I don’t make this stuff up. One of the sidebar titles in the recent edition of Time magazine (January 25, 2016) read How to Parent Like an FBI Agent. “Some spycraft techniques also work for parenting,” says a former FBI special agent in his new book, The Like Switch: An Ex-FBI Agent’s Guide to Influencing, Attracting, and Winning People Over.

The sidebar listed four main techniques –
1
Create the illusion of control
FBI agents de-escalate drama by letting subjects call some shots.
Offer kids a list of options, all of which you already like.
2
Use the scarcity principle
FBI profiling shows that people like things they can’t get much of.
Parents should factor that in when banning an activity or a friend.
3
Ask indirect questions
Kids (and perps) hate being interrogated.

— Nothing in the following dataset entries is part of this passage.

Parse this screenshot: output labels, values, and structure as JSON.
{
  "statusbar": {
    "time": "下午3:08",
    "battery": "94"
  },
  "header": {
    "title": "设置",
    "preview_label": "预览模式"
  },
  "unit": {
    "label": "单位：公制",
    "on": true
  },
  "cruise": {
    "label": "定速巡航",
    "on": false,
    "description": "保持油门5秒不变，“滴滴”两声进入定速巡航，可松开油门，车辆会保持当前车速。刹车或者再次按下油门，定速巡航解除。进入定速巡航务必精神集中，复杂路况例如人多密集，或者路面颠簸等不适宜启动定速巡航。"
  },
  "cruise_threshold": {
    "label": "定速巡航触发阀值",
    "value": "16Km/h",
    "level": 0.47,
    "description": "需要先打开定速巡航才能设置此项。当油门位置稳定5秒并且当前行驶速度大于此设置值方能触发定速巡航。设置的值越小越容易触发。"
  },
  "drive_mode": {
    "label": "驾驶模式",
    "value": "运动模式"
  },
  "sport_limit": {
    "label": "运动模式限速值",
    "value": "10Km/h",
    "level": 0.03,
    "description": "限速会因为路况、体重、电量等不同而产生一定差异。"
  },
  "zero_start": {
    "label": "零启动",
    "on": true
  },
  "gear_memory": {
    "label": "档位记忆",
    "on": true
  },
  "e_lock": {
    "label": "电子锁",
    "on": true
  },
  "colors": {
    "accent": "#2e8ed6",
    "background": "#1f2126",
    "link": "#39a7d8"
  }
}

Instead, try queries like “My friend’s son was drinking. What should his parents do?”
4
Hang in there
The more time you spend with a person, the more influence you have on each other.
Yes, even on teenagers.

Parenting might be the most challenging of all human endeavors, and remarkably we don’t have to receive any training or pass any performance assessments to become one. As a result, parents are usually pretty desperate for tips and ideas on how to parent better, even when the advice is from law enforcement agencies. (Maybe especially when the tips are from law enforcement.) So what are we to make of these four FBI recommendations? What follows are thoughts through the lens of choice theory.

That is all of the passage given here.